Phase 2 trial of induction and concurrent chemoradiotherapy with weekly irinotecan and cisplatin followed by surgery for esophageal cancer
Ilson DH et al. – Weekly treatment with irinotecan, cisplatin, and radiation achieved results no better and potentially inferior to other phase 2 chemoradiotherapy trials with a low rate of pathologic complete response (pCR). The use of positron emission tomography (PET) scan after induction chemotherapy to direct chemotherapy during subsequent radiotherapy merits further study.Methods
- Patients with uT1N1M0 or uT2-4NanyM0 resectable squamous cancer or adenocarcinoma of the esophagus or GEJ received irinotecan 65mg/m2 and cisplatin 30mg/m2 for 4 treatments in weeks 1 through 5, followed by 4 treatments in weeks 7 through 11 with 50.4Gy in daily fractions, followed by surgery.
- The primary endpoint was pathologic complete response (pCR).
- Positron emission tomography (PET) scan was performed prior to chemotherapy and as restaging prior to radiotherapy.
- Fifty-five patients were evaluable, 75% of whom had adenocarcinoma and 65% of whom had uT3N1 disease.

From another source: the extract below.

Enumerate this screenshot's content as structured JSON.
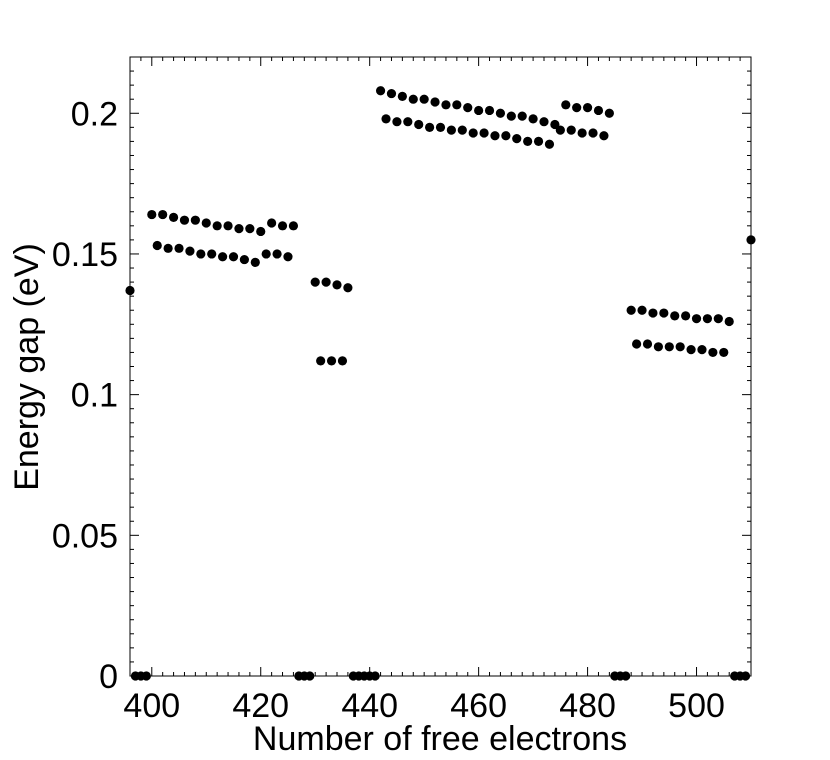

- Thirty-eight patients underwent R0 resection (69%).
- The incidence of pCR was 16% (95% confidence interval, 8%-29%).
- Median overall survival was 31.7months.
- An exploratory analysis of PET response to induction chemotherapy indicated a correlation with pCR (32% vs 4%), R0 resection (84% vs 57%), progression-free survival (24.1 vs 7.7months), and overall survival (40.2 vs 25.5months).